Fidelity Bank Plc has announced that it has surpassed the N500 billion regulatory capital threshold following the successful completion of a N259 billion private placement of ordinary shares.
Crossing the N500 billion CBN’s capital requirement marks a major milestone in the lender’s ongoing recapitalisation drive.
The Bank’s Company Secretary, Ezinwa Unuigboje, in a signed statement on Nigerian Exchange Limited (NGX), disclosed that the private placement, conducted with the approval of the Central Bank of Nigeria (CBN) and the Securities and Exchange Commission (SEC), was opened and closed on December 31, 2025.
According to him, the proceeds from the exercise lifted Fidelity Bank’s eligible capital from N305.5 billion to N564.5 billion, subject to final regulatory approvals.
The latest capital raise positions the lender comfortably above the new minimum capital requirement of N500 billion for commercial banks with international authorisation, as stipulated by the apex bank under its banking sector recapitalisation programme.
According to the bank, the private placement was carried out pursuant to the mandate granted by shareholders at its Extraordinary General Meeting held on February 6, 2025.
At the meeting, shareholders authorised the board to issue up to 20 billion ordinary shares through a private placement as part of measures to strengthen the bank’s capital base and enhance its capacity to support economic growth.

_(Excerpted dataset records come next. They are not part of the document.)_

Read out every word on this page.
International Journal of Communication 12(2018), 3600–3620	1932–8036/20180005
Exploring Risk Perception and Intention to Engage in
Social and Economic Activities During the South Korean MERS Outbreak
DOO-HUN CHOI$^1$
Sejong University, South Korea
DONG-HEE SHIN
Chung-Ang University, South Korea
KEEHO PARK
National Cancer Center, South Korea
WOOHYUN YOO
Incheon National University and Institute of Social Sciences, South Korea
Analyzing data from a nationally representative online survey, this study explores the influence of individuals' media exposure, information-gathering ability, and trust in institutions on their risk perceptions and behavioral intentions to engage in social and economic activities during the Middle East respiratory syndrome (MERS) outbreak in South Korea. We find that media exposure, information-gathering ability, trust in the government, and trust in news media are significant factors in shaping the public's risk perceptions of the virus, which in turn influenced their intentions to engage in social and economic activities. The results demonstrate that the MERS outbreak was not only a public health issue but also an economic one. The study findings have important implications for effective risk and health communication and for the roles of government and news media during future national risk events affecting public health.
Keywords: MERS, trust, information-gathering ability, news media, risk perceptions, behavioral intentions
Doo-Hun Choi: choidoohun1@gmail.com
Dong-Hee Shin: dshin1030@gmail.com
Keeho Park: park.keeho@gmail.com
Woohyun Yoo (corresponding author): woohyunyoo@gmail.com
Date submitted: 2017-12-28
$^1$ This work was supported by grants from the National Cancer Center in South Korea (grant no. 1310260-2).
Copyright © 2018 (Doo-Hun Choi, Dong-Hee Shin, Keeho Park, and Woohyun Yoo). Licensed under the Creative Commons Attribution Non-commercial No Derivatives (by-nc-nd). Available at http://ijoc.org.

The N259 billion raised through the private placement builds on earlier capital-raising efforts by the bank.
In 2024, Fidelity Bank successfully raised N175.85billion via a combination of a public offer and rights issue, which had increased its eligible capital to N305.5 billion at the time.
That exercise left a capital shortfall of N194.5 billion relative to the new regulatory benchmark, a gap now fully covered by the latest transaction.
Market analysts stated that the successful completion of the private placement underscores strong investor confidence in the bank’s growth strategy, governance framework and long-term fundamentals, even amid tightening regulatory standards and evolving macroeconomic conditions.
Fidelity Bank noted that the strengthened capital position will enhance its balance sheet resilience, support business expansion, and enable it to play a more robust role in financing key sectors of the Nigerian economy, in line with regulatory expectations.
The bank added that it remains focused on value creation for shareholders, prudent risk management and sustained profitability as it navigates the post-recapitalisation phase of the banking sector.
Meanwhile, the stock price of Fidelity Bank closed trading January 6, 2026 at N19.50 per share, about 2.26 per cent or N0.46 per share from N19.95 per share it opened for trading.